Les opérations de gestion des risques (RiskOps) permettent aux banques et aux institutions financières d’adopter une approche plus globale et modifient la perception des risques par les services financiers. Les plateformes modernes RiskOps sont conçues pour répondre à trois risques courants dans le secteur des services financiers en s’appuyant sur trois piliers clés.

  • L’identité numérique. Les identités ne sont plus liées à un seul appareil, ordinateur ou compte de réseau social. Il est donc plus difficile d’authentifier en permanence un individu.
    • Les plateformes RiskOps permettent une expérience client plus fluide grâce à une approche d’intelligence artificielle centrée sur le client et axée sur la compréhension des habitudes de chaque client, ainsi que l’analyse de tous les points de données disponibles.
  • Des données en temps réel. Les données relatives aux transactions ou aux échanges en ligne augmentent rapidement. Parallèlement, l’expansion de systèmes de paiement toujours plus rapides dans le monde entier et de nouvelles options de paiement non fiduciaires comme les crypto-monnaies créent de nouveaux défis en matière de données.
    • Les plateformes RiskOps s’appuient sur un pilier d’architecture global qui fournit aux banques un hub centralisé permettant de traiter les données provenant de toutes les sources en temps réel et à grande échelle.
  • La connectivité.
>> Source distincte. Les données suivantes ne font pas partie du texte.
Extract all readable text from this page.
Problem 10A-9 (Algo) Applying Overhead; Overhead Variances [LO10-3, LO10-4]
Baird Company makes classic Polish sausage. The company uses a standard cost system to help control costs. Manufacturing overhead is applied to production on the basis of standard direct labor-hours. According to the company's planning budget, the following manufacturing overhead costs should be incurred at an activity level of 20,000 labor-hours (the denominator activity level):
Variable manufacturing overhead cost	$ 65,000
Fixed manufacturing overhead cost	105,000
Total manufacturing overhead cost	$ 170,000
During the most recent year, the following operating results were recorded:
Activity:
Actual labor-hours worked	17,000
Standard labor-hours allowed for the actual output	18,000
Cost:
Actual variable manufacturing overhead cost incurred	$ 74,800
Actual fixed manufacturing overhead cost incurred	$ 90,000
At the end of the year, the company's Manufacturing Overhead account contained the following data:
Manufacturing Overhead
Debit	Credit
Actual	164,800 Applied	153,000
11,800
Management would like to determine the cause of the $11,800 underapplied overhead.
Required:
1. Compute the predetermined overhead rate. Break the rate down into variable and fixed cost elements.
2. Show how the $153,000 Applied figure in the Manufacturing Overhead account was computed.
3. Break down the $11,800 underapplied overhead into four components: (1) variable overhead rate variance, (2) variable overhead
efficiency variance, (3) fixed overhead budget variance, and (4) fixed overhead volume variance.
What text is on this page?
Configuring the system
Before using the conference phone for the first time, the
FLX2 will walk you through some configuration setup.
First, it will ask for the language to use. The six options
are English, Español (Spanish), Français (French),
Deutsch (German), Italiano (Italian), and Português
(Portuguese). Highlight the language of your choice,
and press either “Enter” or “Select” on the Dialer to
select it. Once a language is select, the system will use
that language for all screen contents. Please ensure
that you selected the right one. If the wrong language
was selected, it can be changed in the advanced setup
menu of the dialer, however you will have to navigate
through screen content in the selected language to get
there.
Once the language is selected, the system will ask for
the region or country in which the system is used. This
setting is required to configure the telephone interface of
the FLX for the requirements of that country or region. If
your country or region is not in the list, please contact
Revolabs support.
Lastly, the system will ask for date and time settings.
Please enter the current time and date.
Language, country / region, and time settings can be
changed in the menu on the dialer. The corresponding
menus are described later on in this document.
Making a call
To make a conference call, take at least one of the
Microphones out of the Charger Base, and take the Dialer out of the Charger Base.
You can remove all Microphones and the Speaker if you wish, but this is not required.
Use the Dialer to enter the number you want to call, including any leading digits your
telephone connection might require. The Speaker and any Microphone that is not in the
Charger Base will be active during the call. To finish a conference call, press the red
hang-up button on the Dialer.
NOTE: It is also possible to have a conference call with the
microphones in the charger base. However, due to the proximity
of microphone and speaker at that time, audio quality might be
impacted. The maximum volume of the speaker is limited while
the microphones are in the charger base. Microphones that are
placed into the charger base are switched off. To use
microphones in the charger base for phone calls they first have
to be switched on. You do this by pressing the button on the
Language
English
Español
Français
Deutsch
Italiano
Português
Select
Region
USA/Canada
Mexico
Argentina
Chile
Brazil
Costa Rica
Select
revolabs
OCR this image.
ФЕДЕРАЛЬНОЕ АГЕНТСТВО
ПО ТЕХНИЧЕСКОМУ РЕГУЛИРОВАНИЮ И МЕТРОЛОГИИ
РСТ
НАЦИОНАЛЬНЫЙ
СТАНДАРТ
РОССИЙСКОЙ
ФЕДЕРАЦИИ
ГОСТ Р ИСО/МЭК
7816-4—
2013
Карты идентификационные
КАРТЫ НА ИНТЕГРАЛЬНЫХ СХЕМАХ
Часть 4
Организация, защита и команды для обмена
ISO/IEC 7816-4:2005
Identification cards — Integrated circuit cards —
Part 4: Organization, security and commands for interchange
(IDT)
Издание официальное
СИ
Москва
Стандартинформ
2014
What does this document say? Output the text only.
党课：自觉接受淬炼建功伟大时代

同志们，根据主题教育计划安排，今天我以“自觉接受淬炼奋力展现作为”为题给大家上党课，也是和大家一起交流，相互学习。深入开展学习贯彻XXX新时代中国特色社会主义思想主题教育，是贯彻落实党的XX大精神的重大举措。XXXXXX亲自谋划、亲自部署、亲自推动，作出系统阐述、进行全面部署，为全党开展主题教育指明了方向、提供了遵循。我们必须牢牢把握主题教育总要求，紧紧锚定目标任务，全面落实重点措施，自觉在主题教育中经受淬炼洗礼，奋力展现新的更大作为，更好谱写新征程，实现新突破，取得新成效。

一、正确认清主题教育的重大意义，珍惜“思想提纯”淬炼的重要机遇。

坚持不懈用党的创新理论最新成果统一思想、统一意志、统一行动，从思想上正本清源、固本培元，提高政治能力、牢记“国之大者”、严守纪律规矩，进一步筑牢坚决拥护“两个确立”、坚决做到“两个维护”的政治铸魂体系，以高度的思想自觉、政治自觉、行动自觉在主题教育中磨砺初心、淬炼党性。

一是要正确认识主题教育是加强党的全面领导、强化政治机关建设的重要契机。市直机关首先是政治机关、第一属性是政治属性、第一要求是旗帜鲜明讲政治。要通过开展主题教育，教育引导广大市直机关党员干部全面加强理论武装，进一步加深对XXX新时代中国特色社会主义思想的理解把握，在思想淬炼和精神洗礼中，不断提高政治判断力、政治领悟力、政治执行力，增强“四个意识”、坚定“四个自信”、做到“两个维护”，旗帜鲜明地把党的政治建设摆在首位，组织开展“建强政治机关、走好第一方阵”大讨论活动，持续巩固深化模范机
Avec l’augmentation du télétravail et de la décentralisation des équipes mondiales, les anciennes méthodes de collaboration visant à résoudre des dossiers ou à examiner des données ne sont plus viables.
    • Une plateforme RiskOps moderne s’appuie sur une suite analytique collaborative qui permet une meilleure communication entre les équipes, leur permettant ainsi de développer des expériences clients convaincantes, de réduire les partis pris décisionnels, de traiter les nouveaux risques et de réduire les coûts.

La nouvelle réalité est celle où la criminalité financière prend de nouvelles formes et ne peut être envisagée sous le modèle « continuons à faire ce que nous faisons » en espérant des résultats différents. La collaboration entre les banques et les FinTechs est impérative pour accélérer et déjouer la modernisation progressive de la criminalité financière, et garantir des résultats durables.